Via libera del Demanio all’investimento di Jesolo Beach Service

La società che ha vinto il ricorso al Tar pronta a spendere circa nove milioni per una Umg da duemila ombrelloni

Giovanni Cagnassi
Un'area transennata per i lavori in spiaggia davanti a piazza Nember
Un'area transennata per i lavori in spiaggia davanti a piazza Nember

Via libera all’anticipata occupazione, Jesolo Beach Servici verso l’allestimento della spiaggia in zona piazza Nember. Ieri pomeriggio l’incontro teso in Comune a Jesolo con i soci della Jesolo Beach Service, cui la sentenza del Tar ha confermato l’assegnazione della unità minima di gestione numero 2 al lido ovest. Gli uffici del Demanio hanno dimostrato una certa apertura verso la società dopo il confronto con i vari soci.

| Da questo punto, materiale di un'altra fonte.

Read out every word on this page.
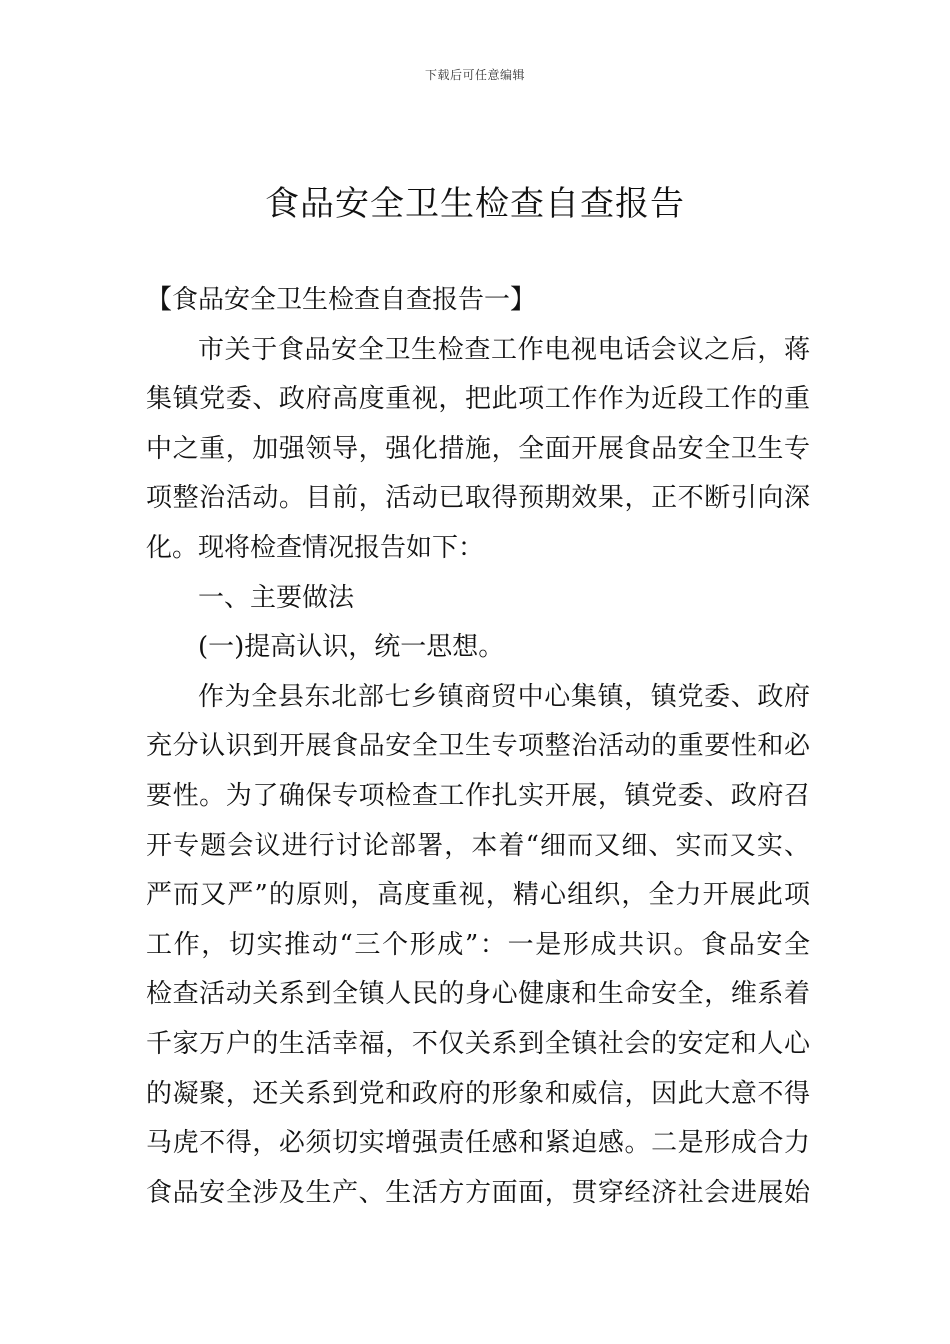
下载后可任意编辑
食品安全卫生检查自查报告
【食品安全卫生检查自查报告一】
市关于食品安全卫生检查工作电视电话会议之后，蒋
集镇党委、政府高度重视，把此项工作作为近段工作的重
中之重，加强领导，强化措施，全面开展食品安全卫生专
项整治活动。目前，活动已取得预期效果，正不断引向深
化。现将检查情况报告如下：
一、主要做法
(一)提高认识，统一思想。
作为全县东北部七乡镇商贸中心集镇，镇党委、政府
充分认识到开展食品安全卫生专项整治活动的重要性和必
要性。为了确保专项检查工作扎实开展，镇党委、政府召
开专题会议进行讨论部署，本着“细而又细、实而又实、
严而又严”的原则，高度重视，精心组织，全力开展此项
工作，切实推动“三个形成”：一是形成共识。食品安全
检查活动关系到全镇人民的身心健康和生命安全，维系着
千家万户的生活幸福，不仅关系到全镇社会的安定和人心
的凝聚，还关系到党和政府的形象和威信，因此大意不得
马虎不得，必须切实增强责任感和紧迫感。二是形成合力
食品安全涉及生产、生活方方面面，贯穿经济社会进展始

La situazione è ritenuta chiara e anche il progetto da oltre 9 milioni per la spiaggia che avrà a regime circa duemila ombrelloni e ben sette chioschi, quindi una delle più vaste e attrezzate sul litorale.

Al momento non ci sono ulteriori ricorsi al Consiglio di Stato da parte della Umg 2 Scarl, ovvero la società concorrente composta da albergatori e operatori della zona.

Ora i soci della Jbs, tra cui Roberto Terzariol e Chriastian Rampazzo, presenteranno formale domanda di anticipata occupazione al Comune, passaggio che consente in via preventiva di ottenere via libera al piano di investimenti allestendo di fatto la spiaggia per la stagione estiva 2026 in arrivo.

Lo stesso era avvenuto, ad esempio, con la Cbc Srl, nel caso della Umg 5, tra piazza Brescia e piazza Mazzini, che nel 2024 aveva avviato i lavori pur in attesa dell’esito del ricorso al Tar che ha infine confermato l’esito della commissione e della gara.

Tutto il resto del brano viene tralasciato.